Diabetes has always been a part of my life. If it was when my brother had it, or now. Diabetes has not stopped me either, and I WILL NOT let it stop me. I have been to Washington D.C. 4.5 times after that diagnoses. I have been to Germany, Italy, and New York City. I played Volleyball and Soccer, Ran Track and Cross Country, participated in forensic Public Speaking competitions on weekends. Attended sleepovers, midnight movie premiers, and lived on campus at my college.
Now, I am living in New York City, On my own and working at JDRF as part of their marketing and Communications team.

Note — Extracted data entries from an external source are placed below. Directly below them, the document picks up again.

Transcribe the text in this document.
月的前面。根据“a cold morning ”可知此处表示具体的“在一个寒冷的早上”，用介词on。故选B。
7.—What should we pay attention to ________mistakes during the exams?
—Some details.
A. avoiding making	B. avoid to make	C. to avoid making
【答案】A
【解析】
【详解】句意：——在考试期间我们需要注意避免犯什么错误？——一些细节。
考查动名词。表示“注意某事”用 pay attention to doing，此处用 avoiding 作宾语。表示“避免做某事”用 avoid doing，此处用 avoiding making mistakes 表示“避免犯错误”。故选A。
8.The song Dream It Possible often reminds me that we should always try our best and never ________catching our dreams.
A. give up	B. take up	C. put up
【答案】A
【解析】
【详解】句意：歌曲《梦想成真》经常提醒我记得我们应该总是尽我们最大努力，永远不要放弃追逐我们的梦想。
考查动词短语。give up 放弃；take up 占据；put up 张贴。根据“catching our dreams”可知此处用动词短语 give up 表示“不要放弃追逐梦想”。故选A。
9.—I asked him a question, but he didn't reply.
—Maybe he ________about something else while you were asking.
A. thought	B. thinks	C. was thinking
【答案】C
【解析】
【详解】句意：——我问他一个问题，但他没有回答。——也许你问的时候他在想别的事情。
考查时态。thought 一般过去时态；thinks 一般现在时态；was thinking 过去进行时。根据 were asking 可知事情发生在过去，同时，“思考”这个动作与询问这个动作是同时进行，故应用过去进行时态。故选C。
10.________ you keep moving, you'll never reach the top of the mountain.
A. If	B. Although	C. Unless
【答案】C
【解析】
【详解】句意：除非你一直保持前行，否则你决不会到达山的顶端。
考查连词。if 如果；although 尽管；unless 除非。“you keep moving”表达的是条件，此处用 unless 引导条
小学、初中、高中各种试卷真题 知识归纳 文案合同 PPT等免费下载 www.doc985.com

Those four things I wanted when growing up, I received, and I wouldn't change them for anything. Yes if a cure comes, I will leap for joy, but until that time, I will continue to check my blood sugar, eat, give myself insulin, exercise, eat, and repeat. I know I am healthier because of my diabetes, I have travelled more, I have made smart choices, and met some awesome people. Going back to when I was younger, I wanted diabetes, but for all the wrong reasons, now that I have it, I wouldn't want to wish it on anyone else (most days). Sometimes, I say that I have diabetes, because I can handle it, and that means that someone else in the world, doesn't have to overcome this obstacle.
I'm proud to be handed this hurdle, and I will keep jumping until the cure is found. yes I might trip once in a while, but it wont stop me from finishing this race on top.
I might have diabetes, but diabetes doesn't have me.
I am a curly haired, always smiling, contact wearing diabetic, and proud of it!